Bridget de Gersigny on “Shape Shifter"
Emilie Lundstrøm: “Shape Shifter”, is that you?
Bridget de Gersigny: Isn’t it all of us?
Bridget chose to work with video in order to address our sense of time. She finds that meaning itself is a state of rhythm, of understanding and confusion. For these purposes photography was working in antithesis. Part of the conversation of a colonial past and present requires that we pay attention to the context in which meaning is created. She was aiming at a consistent moving and shifting—situating physical bodies in light projection and in sound space. Sound and projection are fleeting. The most physical is the equipment of display!
Bridget had grown bored of her conscious choices, of planning and mapping out the work in her mind. Instead, she found that she delighted in mishaps and deviations from her original idea.
Reading the book Depression: A Public Feeling by Ann Ccetkowich changed Bridget’s way of working.
She began making pieces that were interesting to her in any given specific moment without understanding how all pieces would fit together later.
Her aunt and father had died recently and she was interested in their relationship to a colonial past in South Africa—specifically the issue of land ownership. Bridget wanted to think about her relationship to the concept of land ownership and territories. She ended up with a piece about the intangibility of digital space versus physical space, and the amorphous non-boundaries that exist in a digital realm versus the world of flesh.
As a tour guide for the ICP Museum show on Apartheid, she heard the curator’s discussion of how Jan van Riebeeck established the Dutch East India Trading Company in 1652 in the Cape, how it shortened the trading route between the East and the West from 1 year to 100 days, and remapped time. This shift in corporeality and temporality of space became an inspiration for Bridget’s work—although not fully cognitive of this at the time, it stuck with her.
Bridget’s perceives the earth as a body. We as human beings are just small micro-systems in the larger history of the earth.
Boundaries and territories are transient, as are the structures we create to exist. Notions of temporality, sculpted in the various video pieces, are important. We engage with time on multiple levels: geologic time, which is almost unthinkably long; our immediate present, the time in which we live our every day lives; and spiritual time—eternity, memory, dreams, etc.
Our relation to each is very different.
On the question of what HEALING means to Bridget, she explains that healing is about people, and that acts of healing feel more like means of conversation towards states of togetherness. We need faith in something that isn’t always tangible or understandable.
There is nothing we can call “mine” in a digital age—thinking it’s amazing that there are four clips of burning macs in free stock libraries! There is an inability for representational media to adequately do what we want it to do. The entire system breaks down in a way.
One of the videos has an alien ship spotted off the tip of The Cape of Good Hope and recorded through Google Earth: another system of colonization.

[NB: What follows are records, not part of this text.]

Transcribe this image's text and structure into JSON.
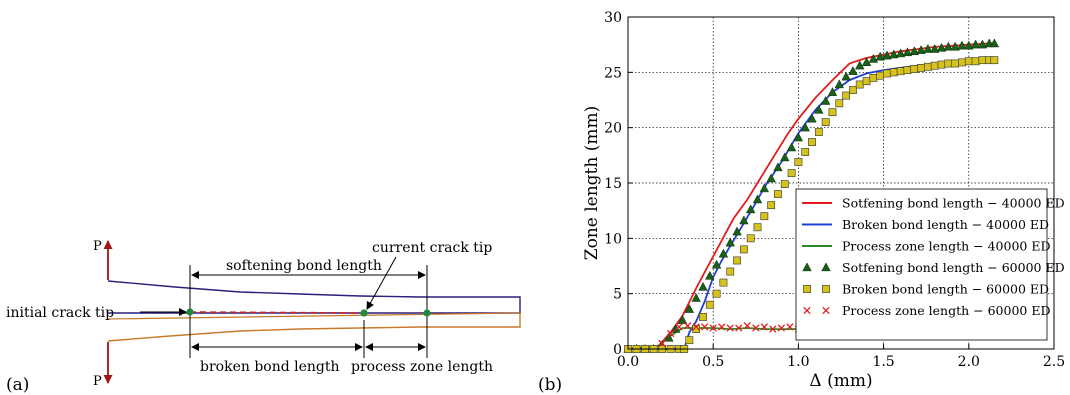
{
  "panel_a": {
    "panel_label": "(a)",
    "load_label_top": "P",
    "load_label_bottom": "P",
    "labels": {
      "softening": "softening bond length",
      "current_tip": "current crack tip",
      "initial_tip": "initial crack tip",
      "broken": "broken bond length",
      "process": "process zone length"
    },
    "colors": {
      "upper_arm": "#2a1f7a",
      "lower_arm": "#c87a2a",
      "crack": "#d02020",
      "node": "#1f8a3a",
      "load": "#a01515"
    }
  },
  "panel_b": {
    "panel_label": "(b)"
  },
  "chart_data": {
    "type": "line",
    "xlabel": "Δ (mm)",
    "ylabel": "Zone length (mm)",
    "xlim": [
      0.0,
      2.5
    ],
    "ylim": [
      0,
      30
    ],
    "xticks": [
      "0.0",
      "0.5",
      "1.0",
      "1.5",
      "2.0",
      "2.5"
    ],
    "yticks": [
      "0",
      "5",
      "10",
      "15",
      "20",
      "25",
      "30"
    ],
    "grid": true,
    "legend_position": "lower-right",
    "series": [
      {
        "name": "Sotfening bond length − 40000 ED",
        "marker": "line",
        "color": "#e41a1c",
        "x": [
          0.0,
          0.18,
          0.25,
          0.32,
          0.4,
          0.48,
          0.55,
          0.62,
          0.7,
          0.78,
          0.86,
          0.94,
          1.0,
          1.1,
          1.2,
          1.3,
          1.4,
          1.5,
          1.6,
          1.7,
          1.8,
          1.9,
          2.0,
          2.1,
          2.15
        ],
        "y": [
          0,
          0.3,
          1.5,
          3.0,
          5.5,
          7.8,
          9.8,
          11.8,
          13.5,
          15.5,
          17.5,
          19.5,
          20.8,
          22.7,
          24.3,
          25.8,
          26.3,
          26.6,
          26.9,
          27.1,
          27.3,
          27.4,
          27.5,
          27.6,
          27.6
        ]
      },
      {
        "name": "Broken bond length − 40000 ED",
        "marker": "line",
        "color": "#1f3fd6",
        "x": [
          0.0,
          0.33,
          0.36,
          0.4,
          0.45,
          0.5,
          0.55,
          0.6,
          0.65,
          0.7,
          0.75,
          0.8,
          0.9,
          1.0,
          1.1,
          1.2,
          1.3,
          1.4,
          1.5,
          1.6,
          1.7,
          1.8,
          1.9,
          2.0,
          2.1,
          2.15
        ],
        "y": [
          0,
          0,
          1.5,
          2.5,
          4.3,
          6.5,
          8.0,
          9.3,
          10.6,
          11.9,
          13.2,
          14.6,
          16.9,
          19.5,
          21.6,
          23.2,
          24.3,
          24.9,
          25.2,
          25.4,
          25.6,
          25.8,
          25.9,
          26.0,
          26.1,
          26.1
        ]
      },
      {
        "name": "Process zone length − 40000 ED",
        "marker": "line",
        "color": "#2a8a2a",
        "x": [
          0.0,
          0.18,
          0.25,
          0.32,
          0.4,
          0.5,
          0.6,
          0.7,
          0.8,
          0.9,
          1.0,
          1.1,
          1.2,
          1.3,
          1.4,
          1.5,
          1.6,
          1.7,
          1.8,
          1.9,
          2.0,
          2.1,
          2.15
        ],
        "y": [
          0,
          0.3,
          1.2,
          1.9,
          1.9,
          1.9,
          1.8,
          1.9,
          1.8,
          1.8,
          1.8,
          1.8,
          1.9,
          1.8,
          1.8,
          1.6,
          1.5,
          1.5,
          1.5,
          1.4,
          1.4,
          1.4,
          1.4
        ]
      },
      {
        "name": "Sotfening bond length − 60000 ED",
        "marker": "triangle",
        "color": "#1a5f1a",
        "x": [
          0.0,
          0.05,
          0.1,
          0.15,
          0.2,
          0.24,
          0.28,
          0.32,
          0.36,
          0.4,
          0.44,
          0.48,
          0.52,
          0.56,
          0.6,
          0.64,
          0.68,
          0.72,
          0.76,
          0.8,
          0.84,
          0.88,
          0.92,
          0.96,
          1.0,
          1.04,
          1.08,
          1.12,
          1.16,
          1.2,
          1.24,
          1.28,
          1.32,
          1.36,
          1.4,
          1.44,
          1.48,
          1.52,
          1.56,
          1.6,
          1.64,
          1.68,
          1.72,
          1.76,
          1.8,
          1.84,
          1.88,
          1.92,
          1.96,
          2.0,
          2.04,
          2.08,
          2.12,
          2.15
        ],
        "y": [
          0,
          0,
          0,
          0,
          0.3,
          1.0,
          1.8,
          2.6,
          3.6,
          4.6,
          5.6,
          6.6,
          7.6,
          8.6,
          9.6,
          10.6,
          11.6,
          12.6,
          13.5,
          14.5,
          15.4,
          16.4,
          17.3,
          18.2,
          19.1,
          20.0,
          20.8,
          21.6,
          22.4,
          23.2,
          23.9,
          24.6,
          25.1,
          25.6,
          25.9,
          26.2,
          26.4,
          26.5,
          26.6,
          26.7,
          26.8,
          26.9,
          27.0,
          27.1,
          27.1,
          27.2,
          27.3,
          27.3,
          27.4,
          27.4,
          27.5,
          27.5,
          27.6,
          27.6
        ]
      },
      {
        "name": "Broken bond length − 60000 ED",
        "marker": "square",
        "color": "#d6c21c",
        "x": [
          0.0,
          0.05,
          0.1,
          0.15,
          0.2,
          0.25,
          0.3,
          0.33,
          0.36,
          0.4,
          0.44,
          0.48,
          0.52,
          0.56,
          0.6,
          0.64,
          0.68,
          0.72,
          0.76,
          0.8,
          0.84,
          0.88,
          0.92,
          0.96,
          1.0,
          1.04,
          1.08,
          1.12,
          1.16,
          1.2,
          1.24,
          1.28,
          1.32,
          1.36,
          1.4,
          1.44,
          1.48,
          1.52,
          1.56,
          1.6,
          1.64,
          1.68,
          1.72,
          1.76,
          1.8,
          1.84,
          1.88,
          1.92,
          1.96,
          2.0,
          2.04,
          2.08,
          2.12,
          2.15
        ],
        "y": [
          0,
          0,
          0,
          0,
          0,
          0,
          0,
          0,
          0.8,
          1.8,
          2.9,
          4.0,
          5.0,
          6.0,
          7.0,
          8.0,
          9.0,
          10.0,
          11.0,
          12.0,
          13.0,
          14.0,
          14.9,
          15.9,
          16.9,
          17.8,
          18.7,
          19.6,
          20.5,
          21.4,
          22.2,
          22.9,
          23.4,
          23.9,
          24.2,
          24.5,
          24.7,
          24.9,
          25.0,
          25.1,
          25.2,
          25.3,
          25.4,
          25.5,
          25.6,
          25.7,
          25.8,
          25.8,
          25.9,
          26.0,
          26.0,
          26.1,
          26.1,
          26.1
        ]
      },
      {
        "name": "Process zone length − 60000 ED",
        "marker": "x",
        "color": "#e41a1c",
        "x": [
          0.2,
          0.25,
          0.3,
          0.35,
          0.4,
          0.45,
          0.5,
          0.55,
          0.6,
          0.65,
          0.7,
          0.75,
          0.8,
          0.85,
          0.9,
          0.95,
          1.0,
          1.05,
          1.1,
          1.15,
          1.2,
          1.25,
          1.3,
          1.35,
          1.4,
          1.45,
          1.5,
          1.55,
          1.6,
          1.65,
          1.7,
          1.75,
          1.8,
          1.85,
          1.9,
          1.95,
          2.0,
          2.05,
          2.1,
          2.15
        ],
        "y": [
          0.5,
          1.4,
          2.0,
          2.1,
          2.0,
          2.0,
          1.9,
          2.0,
          1.9,
          1.9,
          2.1,
          1.9,
          2.0,
          1.8,
          1.9,
          2.0,
          1.8,
          1.9,
          1.9,
          1.9,
          2.0,
          1.9,
          1.8,
          2.0,
          1.8,
          1.7,
          1.8,
          1.7,
          1.6,
          1.7,
          1.5,
          1.6,
          1.5,
          1.6,
          1.4,
          1.5,
          1.4,
          1.5,
          1.3,
          1.4
        ]
      }
    ]
  }
}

Bridget de Gersigny: What I love about that video is this little white hand dragging a land mass across digital space, in still images. And the shadows and still shots of people are present throughout. But it’s the white hand dragging a land mass in digital space that to me is the spookiest thing of all. This break down was important to me. In temporal terms as well as physical and representational terms.
Emilie Lundstrøm: Your performance was moving to me: from present to past memories? Someone you cannot compete with. Someone strong. Someone gone, though the box is still there. The box of dreams?

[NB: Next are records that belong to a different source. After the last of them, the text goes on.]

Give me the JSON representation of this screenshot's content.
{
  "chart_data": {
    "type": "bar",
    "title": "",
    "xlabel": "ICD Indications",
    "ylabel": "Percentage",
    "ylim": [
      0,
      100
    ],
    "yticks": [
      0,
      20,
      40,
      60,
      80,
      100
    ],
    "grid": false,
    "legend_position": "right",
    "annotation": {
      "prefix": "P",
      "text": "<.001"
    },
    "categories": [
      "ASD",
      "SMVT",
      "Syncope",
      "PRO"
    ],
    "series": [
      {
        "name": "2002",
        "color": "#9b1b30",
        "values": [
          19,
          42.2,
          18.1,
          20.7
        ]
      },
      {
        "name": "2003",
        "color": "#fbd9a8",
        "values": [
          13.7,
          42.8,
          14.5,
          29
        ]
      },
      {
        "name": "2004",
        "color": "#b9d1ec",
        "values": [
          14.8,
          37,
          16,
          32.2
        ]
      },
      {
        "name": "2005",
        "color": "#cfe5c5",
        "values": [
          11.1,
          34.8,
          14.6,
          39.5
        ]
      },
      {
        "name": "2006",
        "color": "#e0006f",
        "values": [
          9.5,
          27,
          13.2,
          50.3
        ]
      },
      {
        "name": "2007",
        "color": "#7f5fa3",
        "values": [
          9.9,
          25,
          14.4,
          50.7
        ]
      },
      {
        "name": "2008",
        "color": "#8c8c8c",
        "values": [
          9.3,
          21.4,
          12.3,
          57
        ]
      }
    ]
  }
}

Bridget de Gersigny:Thank you. I wrote that in the same way that I made the video. I wasn’t exactly sure what the plan was and had been reading Joan Didion’s ‘Why I Write’ prescribed to us as a class reading by Liz Brown. Didion said she writes to understand what she is thinking. It was like that. The absence of the I or a specific physical body was frustrating me.
Emilie Lundstrøm: The raven is a symbol of grief—you feel sad seeing a raven. Maybe because it’s the one bird you do not want to connect with—a raven steals people’s treasures. Do you feel the raven is taking “the treasure of you” away? Does it bring you closer to the ones you’ve lost?

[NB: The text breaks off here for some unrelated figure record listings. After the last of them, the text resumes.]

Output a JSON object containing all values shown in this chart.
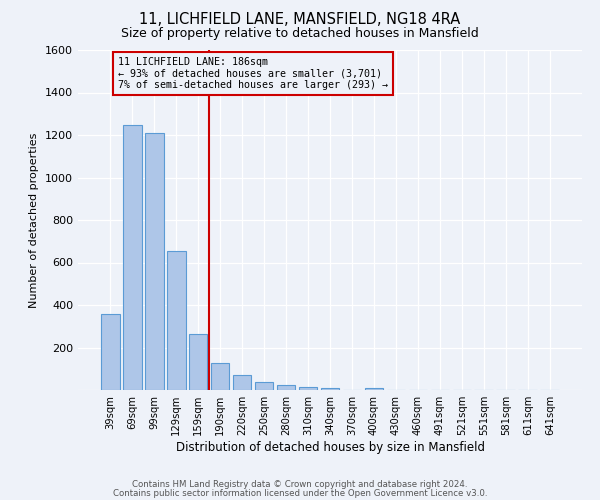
{
  "title_line1": "11, LICHFIELD LANE, MANSFIELD, NG18 4RA",
  "title_line2": "Size of property relative to detached houses in Mansfield",
  "xlabel": "Distribution of detached houses by size in Mansfield",
  "ylabel": "Number of detached properties",
  "footnote_line1": "Contains HM Land Registry data © Crown copyright and database right 2024.",
  "footnote_line2": "Contains public sector information licensed under the Open Government Licence v3.0.",
  "bar_labels": [
    "39sqm",
    "69sqm",
    "99sqm",
    "129sqm",
    "159sqm",
    "190sqm",
    "220sqm",
    "250sqm",
    "280sqm",
    "310sqm",
    "340sqm",
    "370sqm",
    "400sqm",
    "430sqm",
    "460sqm",
    "491sqm",
    "521sqm",
    "551sqm",
    "581sqm",
    "611sqm",
    "641sqm"
  ],
  "bar_values": [
    360,
    1245,
    1210,
    655,
    265,
    125,
    70,
    38,
    22,
    15,
    10,
    0,
    8,
    0,
    0,
    0,
    0,
    0,
    0,
    0,
    0
  ],
  "property_label": "11 LICHFIELD LANE: 186sqm",
  "annotation_line1": "← 93% of detached houses are smaller (3,701)",
  "annotation_line2": "7% of semi-detached houses are larger (293) →",
  "bar_color": "#aec6e8",
  "bar_edge_color": "#5b9bd5",
  "vline_color": "#cc0000",
  "annotation_box_edge_color": "#cc0000",
  "background_color": "#eef2f9",
  "ylim": [
    0,
    1600
  ],
  "yticks": [
    0,
    200,
    400,
    600,
    800,
    1000,
    1200,
    1400,
    1600
  ],
  "vline_x": 4.5
}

Bridget de Gersigny: This is interesting, I hadn’t thought of it like that. Definitely something more along the lines of states of trauma that may be part of our cycle. I’m not sure yet. Something else.
Emilie Lundstrøm: Do you feel truly connected with your senses more than anything else?
Bridget de Gersigny: Yes, the sensate experience is fundamental to me. I think our bodies can process an enormous amount of information across the senses which are not always immediately accessible through cognitive reason. It’s something I love and hate about the digital media. It’s so physically absent, whilst still managing to evoke extraordinary sensory affect.
Emilie Lundstrøm: We are at ICP! How come many MFA students move away from photography—choose other media—while studying here? Why are there no photographs in your show?
Bridget de Gersigny: I feel compelled to say I love photography ha! I think I answered this earlier. It’s just not how I am working right now. But you are right, I think people are pushing the boundaries of the medium in many ways and this increases every year. Typically we don’t associate sound with photography, video sometimes, but not so much sound. But to me sound is very linked. It works as a system of imaginative representation, if there is such a thing. The suspension of belief is in a way incredibly sensorial, and subjective. Images are also like this.
There were some ‘photographs’ in my show, they were just moving.